This morning we left the beautiful Arenal Paraiso Hotel Resort & Spa. Before leaving, we filled our stomachs with fresh frutas, huevos, y arroz con frijolesin preparation of our half day drive to the Pacific Coast. Along the way, we made a pit stop to take one last look at the Arenal Volcano and took a group picture.
As we continued our trek through the curvy mountains, many on the bus decided to partake in some friendly competition. Thumb wars, rock paper scissor, and paper plane making brought a smile to many and took our minds off of the pending motion sickness.
After about an hour of driving, we entered the tropical dry forest. The yellow fields and vegetation were completely different from what we’ve encountered in Costa Rica thus far. We passed by some amazing scenery including gigantic windmills, man-made lakes, and a majestic volcanic range. We learned about the underground irrigation system that is in place because of the lack of water in the area. Lake Arenal’s water is used to help water the farms for those located in the tropical dry forest. Fernando also taught us about the volcanic steam, wind, and water are used to create electricity for the residents
Of the many stories our tour guide, (the walking Costa Rica Wikipedia) Fernando, has told us, the one that stands out above the rest is about the professor and student who once visited Costa Rica. The professor knew the area, and visited a local village he was familiar with. They both stayed a night at the humble home of a family he knew.
The student quickly learned that the family was sustained by a single cow who supplied the milk and cheese that the family lived and depended on. Without the cow, the family had no source of income.
In the morning, the professor and student begin their trek to the next destination. As they left the home, the professor pulled out his knife, and wordlessly killed the family’s cow, their only source of income. Aghast by the actions of the professor, the student could find no words.
A year later, the professor called the student, wanting to know if he would accompany him once more to Costa Rica. The student obliged, curious to know how the family had turned out.
Upon arriving at the same village they had visited the year before, the student anxiously awaited for the repercussions of the professors actions. Instead, he was shocked to find the farm in better shape than they had left it. Luscious gardens grew where the cow once stood, and the farmhouse was replaced with a bigger, newer home. The farmer and his family welcomed the student and professor in, and gladly recounted the events of the past year.
“After the cow was killed,” said the farmer, “The farm was in trouble. No more milk, no more cheese, no more way of living.” So he planted a garden. And the garden grew, and grew, and gradually replaced the need for milk and cheese. Soon, the family was once more self-sufficient. “And,” The farmer proudly explained, “we expanded. We opened a shop in the market and now sell our produce.” With the profits resulting from the produce, the family was now more than self-sufficient. They were earning an income.

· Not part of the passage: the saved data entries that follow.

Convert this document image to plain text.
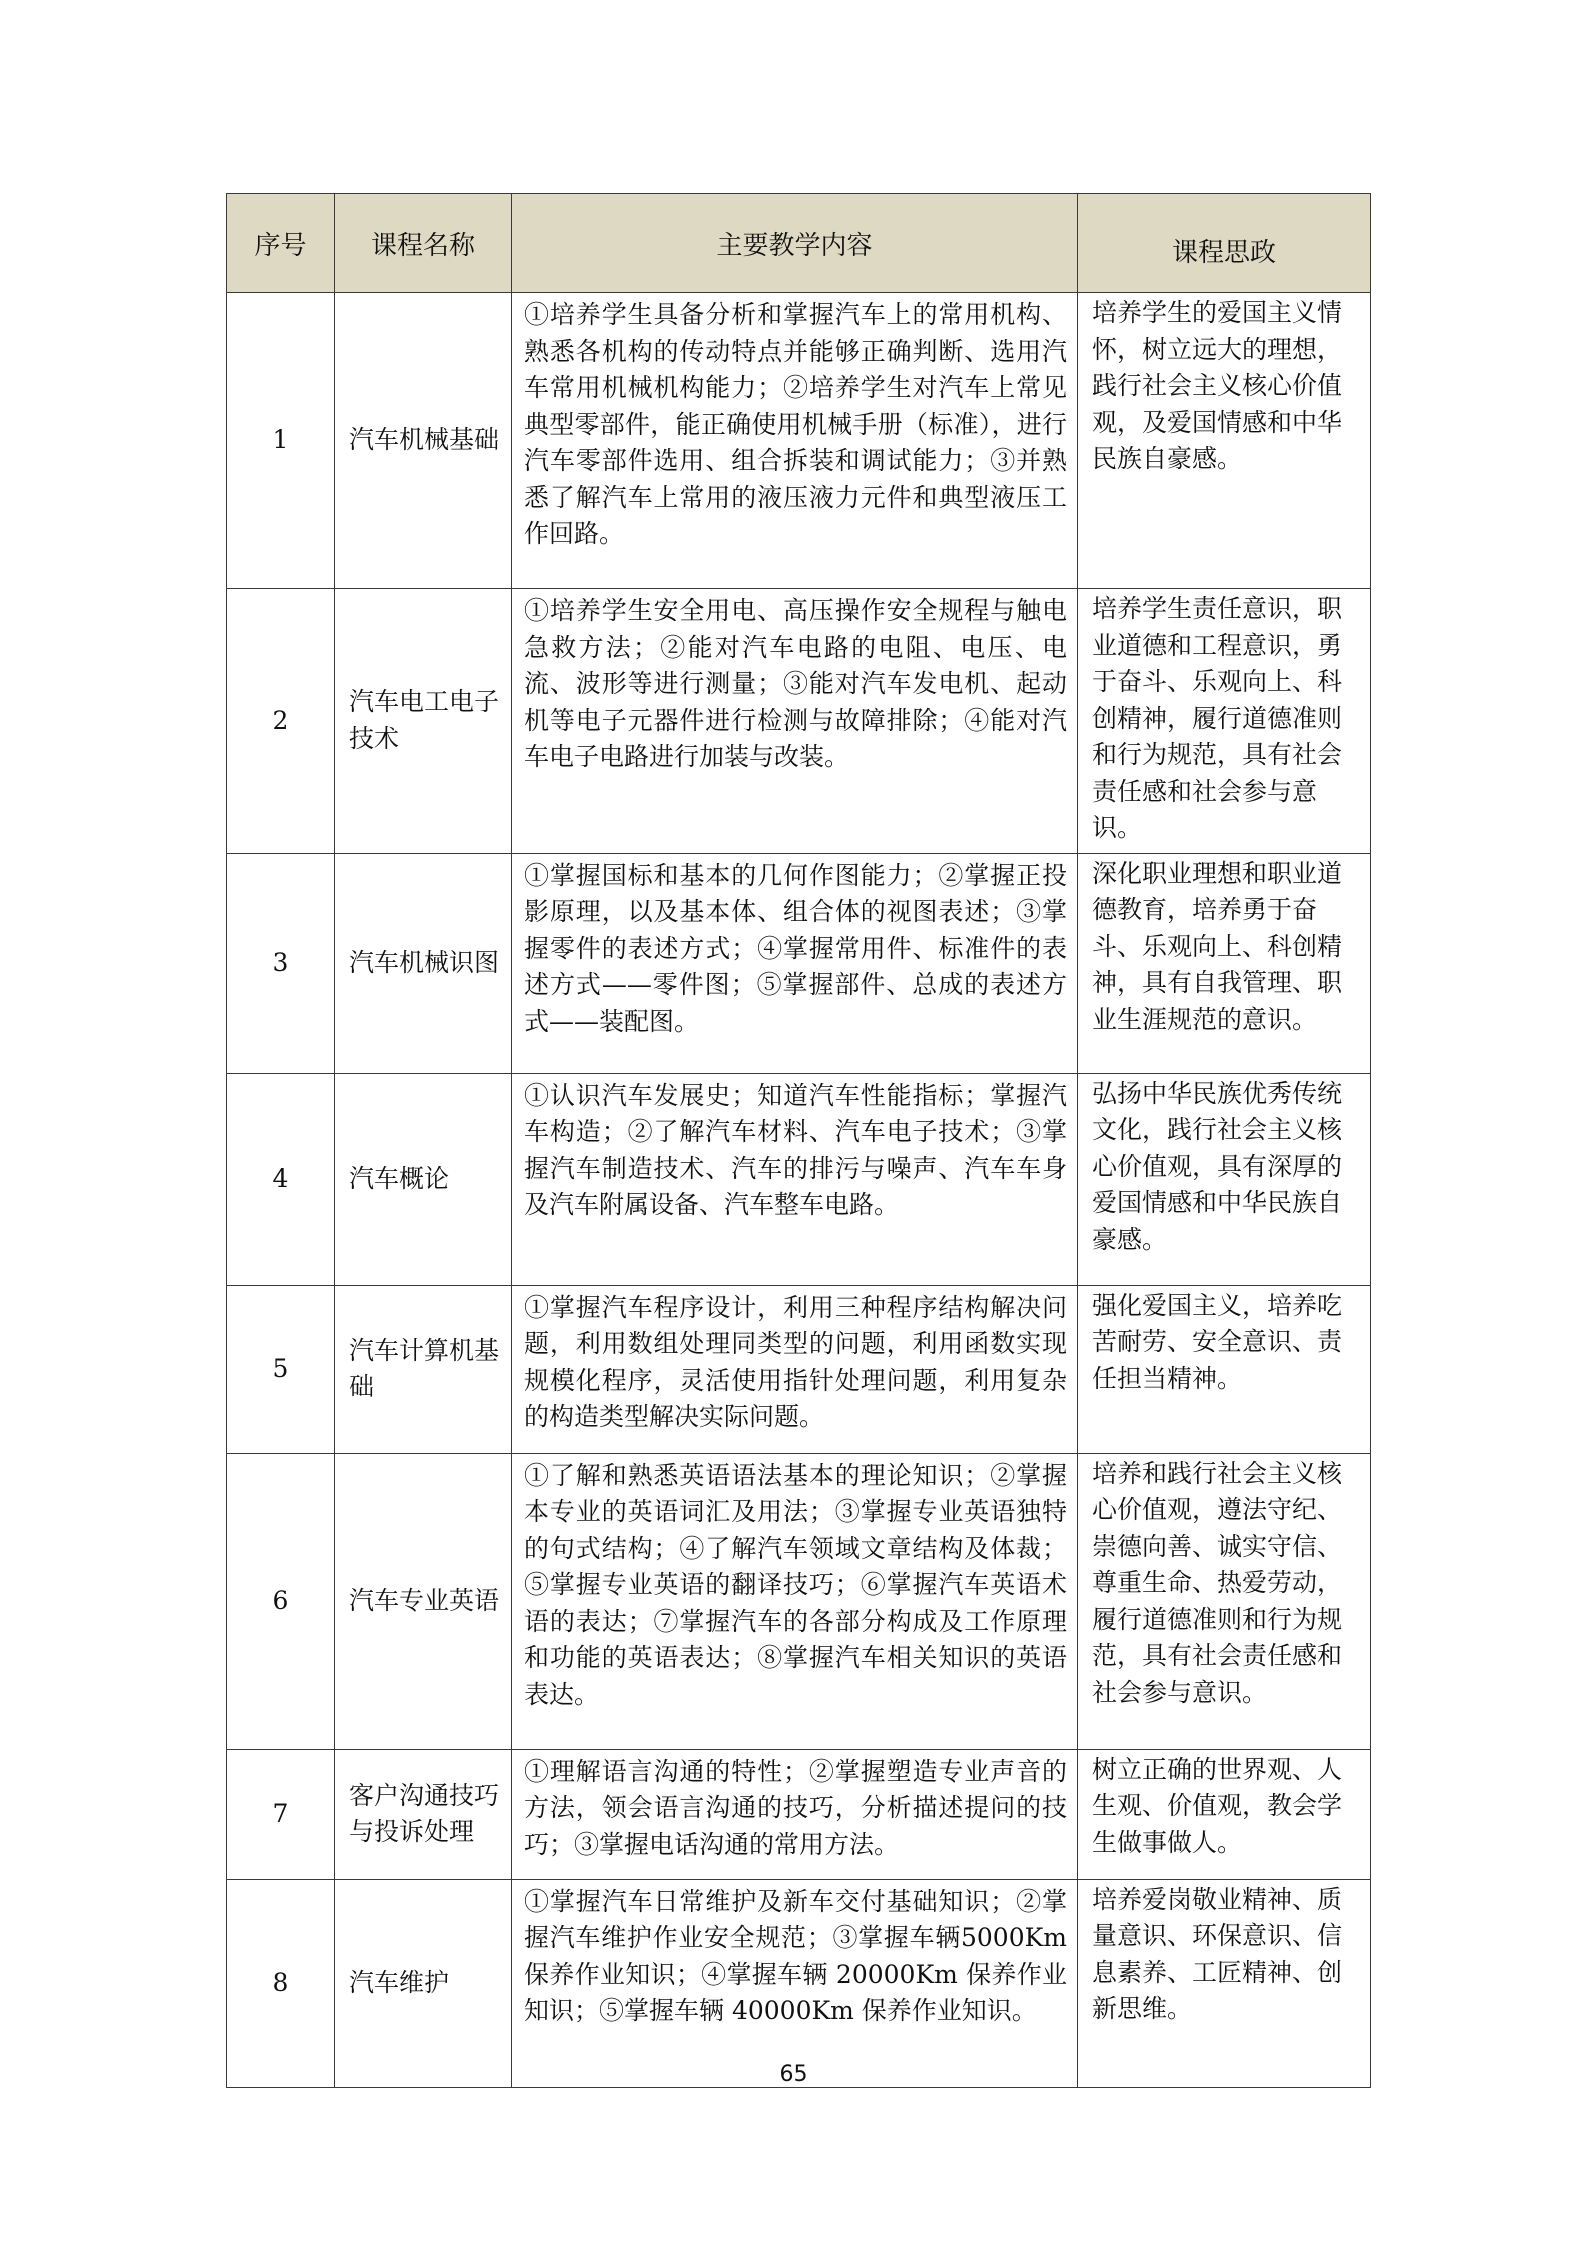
序号	课程名称	主要教学内容	课程思政
1	汽车机械基础	①培养学生具备分析和掌握汽车上的常用机构、熟悉各机构的传动特点并能够正确判断、选用汽车常用机械机构能力；②培养学生对汽车上常见典型零部件，能正确使用机械手册（标准），进行汽车零部件选用、组合拆装和调试能力；③并熟悉了解汽车上常用的液压液力元件和典型液压工作回路。	培养学生的爱国主义情怀，树立远大的理想，践行社会主义核心价值观，及爱国情感和中华民族自豪感。
2	汽车电工电子技术	①培养学生安全用电、高压操作安全规程与触电急救方法；②能对汽车电路的电阻、电压、电流、波形等进行测量；③能对汽车发电机、起动机等电子元器件进行检测与故障排除；④能对汽车电子电路进行加装与改装。	培养学生责任意识，职业道德和工程意识，勇于奋斗、乐观向上、科创精神，履行道德准则和行为规范，具有社会责任感和社会参与意识。
3	汽车机械识图	①掌握国标和基本的几何作图能力；②掌握正投影原理，以及基本体、组合体的视图表述；③掌握零件的表述方式；④掌握常用件、标准件的表述方式——零件图；⑤掌握部件、总成的表述方式——装配图。	深化职业理想和职业道德教育，培养勇于奋斗、乐观向上、科创精神，具有自我管理、职业生涯规范的意识。
4	汽车概论	①认识汽车发展史；知道汽车性能指标；掌握汽车构造；②了解汽车材料、汽车电子技术；③掌握汽车制造技术、汽车的排污与噪声、汽车车身及汽车附属设备、汽车整车电路。	弘扬中华民族优秀传统文化，践行社会主义核心价值观，具有深厚的爱国情感和中华民族自豪感。
5	汽车计算机基础	①掌握汽车程序设计，利用三种程序结构解决问题，利用数组处理同类型的问题，利用函数实现规模化程序，灵活使用指针处理问题，利用复杂的构造类型解决实际问题。	强化爱国主义，培养吃苦耐劳、安全意识、责任担当精神。
6	汽车专业英语	①了解和熟悉英语语法基本的理论知识；②掌握本专业的英语词汇及用法；③掌握专业英语独特的句式结构；④了解汽车领域文章结构及体裁；⑤掌握专业英语的翻译技巧；⑥掌握汽车英语术语的表达；⑦掌握汽车的各部分构成及工作原理和功能的英语表达；⑧掌握汽车相关知识的英语表达。	培养和践行社会主义核心价值观，遵法守纪、崇德向善、诚实守信、尊重生命、热爱劳动，履行道德准则和行为规范，具有社会责任感和社会参与意识。
7	客户沟通技巧与投诉处理	①理解语言沟通的特性；②掌握塑造专业声音的方法，领会语言沟通的技巧，分析描述提问的技巧；③掌握电话沟通的常用方法。	树立正确的世界观、人生观、价值观，教会学生做事做人。
8	汽车维护	①掌握汽车日常维护及新车交付基础知识；②掌握汽车维护作业安全规范；③掌握车辆5000Km 保养作业知识；④掌握车辆 20000Km 保养作业知识；⑤掌握车辆 40000Km 保养作业知识。	培养爱岗敬业精神、质量意识、环保意识、信息素养、工匠精神、创新思维。
65
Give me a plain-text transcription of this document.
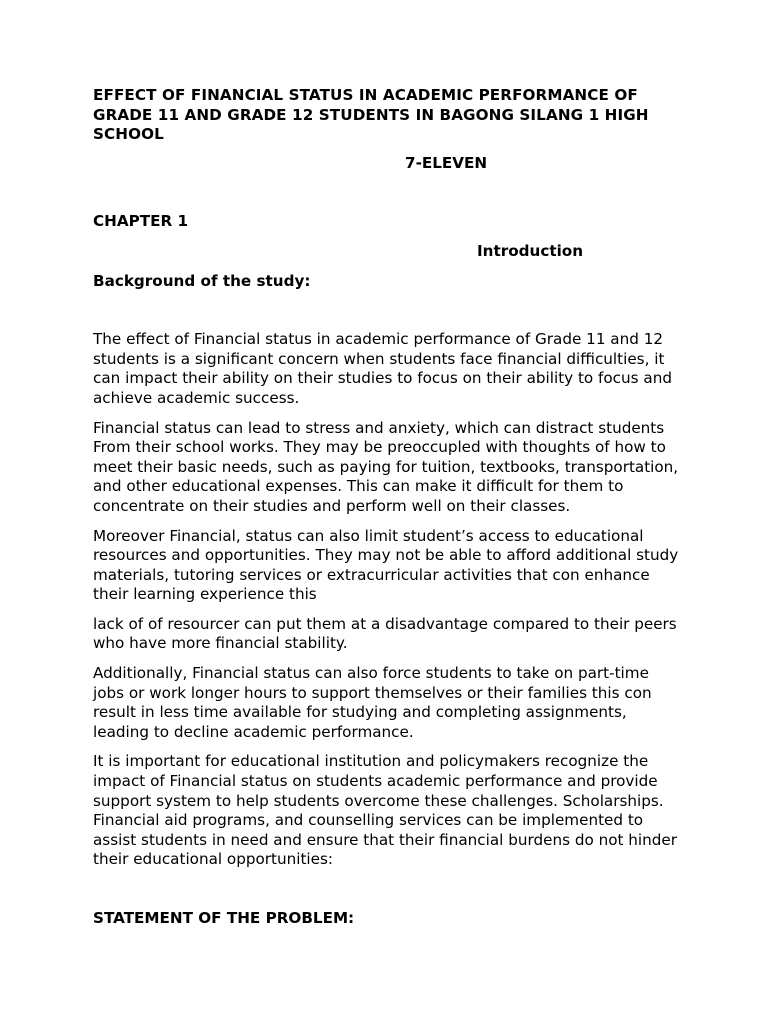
EFFECT OF FINANCIAL STATUS IN ACADEMIC PERFORMANCE OF GRADE 11 AND GRADE 12 STUDENTS IN BAGONG SILANG 1 HIGH SCHOOL

7-ELEVEN

CHAPTER 1

Introduction

Background of the study:

The effect of Financial status in academic performance of Grade 11 and 12 students is a significant concern when students face financial difficulties, it can impact their ability on their studies to focus on their ability to focus and achieve academic success.

Financial status can lead to stress and anxiety, which can distract students From their school works. They may be preoccupled with thoughts of how to meet their basic needs, such as paying for tuition, textbooks, transportation, and other educational expenses. This can make it difficult for them to concentrate on their studies and perform well on their classes.

Moreover Financial, status can also limit student’s access to educational resources and opportunities. They may not be able to afford additional study materials, tutoring services or extracurricular activities that con enhance their learning experience this

lack of of resourcer can put them at a disadvantage compared to their peers who have more financial stability.

Additionally, Financial status can also force students to take on part-time jobs or work longer hours to support themselves or their families this con result in less time available for studying and completing assignments, leading to decline academic performance.

It is important for educational institution and policymakers recognize the impact of Financial status on students academic performance and provide support system to help students overcome these challenges. Scholarships. Financial aid programs, and counselling services can be implemented to assist students in need and ensure that their financial burdens do not hinder their educational opportunities:

STATEMENT OF THE PROBLEM:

The student was shocked at the development of the story. As they left the following morning, he asked his professor why the chain of events had to occur for the family to finally become more than just self-sufficient. The professor simply stated, “sometimes, you have to kill your cow.”
As a student from America, we become accustomed to the lifestyle. Deviating from that—even something as simple as just losing AC, can send us into a tailspin. But here we are, six days in, and the energy in the air was palpable as we finished lunch and boarded the bus for the final destination here in Costa Rica. The two hour long drive was the same as any road trip. Movies, games, and sloths. It was our last road trip with the best bus driver in Costa Rica, Salvador, and none of us missed the opportunity to wish him adios before his long drive back to San Jose.
Call it the excitement of coming to a five-star resort, or just the relaxation provided by the Hot Springs at the hotel the night before–but we were ready to go. The resort has not disappointed yet. We’ve already had the chance to play volleyball, and we’ve all experienced the live music and food that only a resort in Costa Rica could provide.
To experience something as brilliant as this, sometimes you have to break out of your comfort zone. As Fernando hauntingly put it, “sometimes, you have to kill your cow.”